The problem was that members of the public kept coming up and asking to be photographed with me. It's difficult trying to look suave putting your arms round someone's wife, when you're halfway through a messy hot dog. I acquitted myself well.

When I'd finished, I was on a roll, figuratively and literally. What the hell, I'd have a sausage sandwich. "Is it toasted?" I asked. " 'Fraid not," said Linda. So I got two bits of white bread with two pork sausages sliced in between. I filled that with mustard. Even more messy when people came to take a piccy-poo. That completed, I turned to the dessert booth. I chose a whippy soft ice cream. Tacky, no real quality, but a splendid experience. For aficionados, it was made from Long Life Cornelle Ice-cream Mix. John Davies showed me the canister. I was about to wander along the cliff top when I spotted another type of ice cream, New Forest, "small child's 70p". It is made in Lymington, up the road. Local produce, I must try that. I chose a mint choc chip. Sadly, it was very disappointing.

We were about to go, when Vanessa decided she hadn't got a photograph of herself with an ice cream and wanted, most properly, to capture this moment for ever. Another whippy ice cream was purchased. I'm ashamed to say I ate half of that as well. Then even I was defeated and we put the remainder in a bin. We returned to sit on the elegant terrace of Chewton Glen, facing the croquet lawn. Vanessa had sandwiches, I had a rather past-it melon. We both had earl grey.

My mind wandered to a previous ice cream investigation in the town of Santa Margherita, on the Ligurian coast near Portofino. This is where I was arrested by the port police for parking in the wrong place. They sent an officer back with me to the Hotel Splendido to see I didn't escape. The following year I took my article to show the arresting officer, Sabini Stefano. I drove down the picturesque harbour to the police station, a lovely old shuttered building.
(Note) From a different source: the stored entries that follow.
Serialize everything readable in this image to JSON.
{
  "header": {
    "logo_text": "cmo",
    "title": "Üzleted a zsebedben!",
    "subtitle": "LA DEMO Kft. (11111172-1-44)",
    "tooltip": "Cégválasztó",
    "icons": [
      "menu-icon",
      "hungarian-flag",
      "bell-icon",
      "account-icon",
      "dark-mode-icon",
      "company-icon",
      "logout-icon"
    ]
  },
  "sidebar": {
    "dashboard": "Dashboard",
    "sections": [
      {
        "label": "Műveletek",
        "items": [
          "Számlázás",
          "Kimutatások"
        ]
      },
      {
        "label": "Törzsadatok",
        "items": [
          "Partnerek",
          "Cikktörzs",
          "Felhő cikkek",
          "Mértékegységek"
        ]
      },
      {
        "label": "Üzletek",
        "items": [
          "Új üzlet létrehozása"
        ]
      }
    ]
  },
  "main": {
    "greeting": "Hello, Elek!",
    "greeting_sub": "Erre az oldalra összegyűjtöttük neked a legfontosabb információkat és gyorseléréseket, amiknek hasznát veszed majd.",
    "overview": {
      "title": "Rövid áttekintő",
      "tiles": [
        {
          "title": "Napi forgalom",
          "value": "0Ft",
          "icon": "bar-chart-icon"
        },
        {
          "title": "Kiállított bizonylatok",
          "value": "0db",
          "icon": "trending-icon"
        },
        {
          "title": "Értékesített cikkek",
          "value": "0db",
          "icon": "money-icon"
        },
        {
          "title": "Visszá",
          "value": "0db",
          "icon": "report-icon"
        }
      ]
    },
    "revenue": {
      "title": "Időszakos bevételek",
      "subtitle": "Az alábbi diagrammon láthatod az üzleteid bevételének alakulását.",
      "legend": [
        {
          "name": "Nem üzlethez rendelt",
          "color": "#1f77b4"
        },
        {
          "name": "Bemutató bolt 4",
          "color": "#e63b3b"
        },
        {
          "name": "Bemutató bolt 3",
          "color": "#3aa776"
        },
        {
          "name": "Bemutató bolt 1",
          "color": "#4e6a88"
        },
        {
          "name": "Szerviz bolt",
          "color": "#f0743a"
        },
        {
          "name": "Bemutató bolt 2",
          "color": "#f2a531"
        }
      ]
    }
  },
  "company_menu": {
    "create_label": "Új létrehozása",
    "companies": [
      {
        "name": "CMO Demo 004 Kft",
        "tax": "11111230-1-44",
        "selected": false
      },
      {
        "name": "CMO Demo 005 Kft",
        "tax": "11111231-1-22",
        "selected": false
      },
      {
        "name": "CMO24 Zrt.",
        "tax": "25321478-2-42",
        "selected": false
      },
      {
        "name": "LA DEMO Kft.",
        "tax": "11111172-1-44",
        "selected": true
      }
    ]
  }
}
But Signore Stefano was no longer there. I was shown into the commander's office, where a large number of port police stood behind him as he read the account of my arrest. It was like a scene from Bilko. Everyone grouped round sarge. After they'd finished, I said: "By the way, mind if I park outside the station?" This produced a unanimous roar of laughter, which I took to mean "Yes". When I came back from buying ice cream at Slurp, the world equal best with the Harbour Bar, Scarborough, there was a ticket on my car! I was enraged! I drove out of the port, which now had a barrier pole manned by a policeman, I remembered him from the station, so I took the ticket, did a terrific imitation of an infuriated Italian waving his arms about, and gave it to him. He took the ticket graciously and I heard no more. Thereafter I travelled to Santa Margherita by speedboat for my Slurp crema di riso, cioccolato bianco or cocco and fiord soia. All incredible. Far better than Gelateria Il Portico a little way down the seafront road. These are gems of information you only get here. Remember them.


All I wanted was a cup of coffee. I was the second person in the National Gallery's Sainsbury Wing brasserie after the doors opened at 10am, and was greeted by one of about six staff members. I then watched them chat and giggle, coming and going from the kitchen. At 10 past 10 I walked across to one of the bar staff and asked if it was possible to order a coffee. He said "yes" curtly and continued to fiddle with his paperwork. Finally, a waitress came to take my order. I complained about the service, for which she seemed genuinely apologetic. However, as she returned to the bar, a colleague said to her, so clearly that I could hear him across the restaurant: "Don't worry about her. She's obviously got problems." What impression would tourists go home with after an encounter like mine?
Lynn Picknett, London NW8.

Do other companies have problems booking their office Christmas celebrations at this time of year? As a small public relations consultancy, we decided a dinner followed by dancing at a prestigious London Hotel would be suitable. The Savoy, however, our favoured option, refused to send through the menu unless we confirmed the booking.
Angela Oakes, Oakes Bacot, London W1.

Keep smiling, Michael, it always makes you look so jolly and people wonder what you've been up to. My, this young fella does bear a strong resemblance, doesn't he?
Cherry and Brian Tomkins, Letchworth, Herts.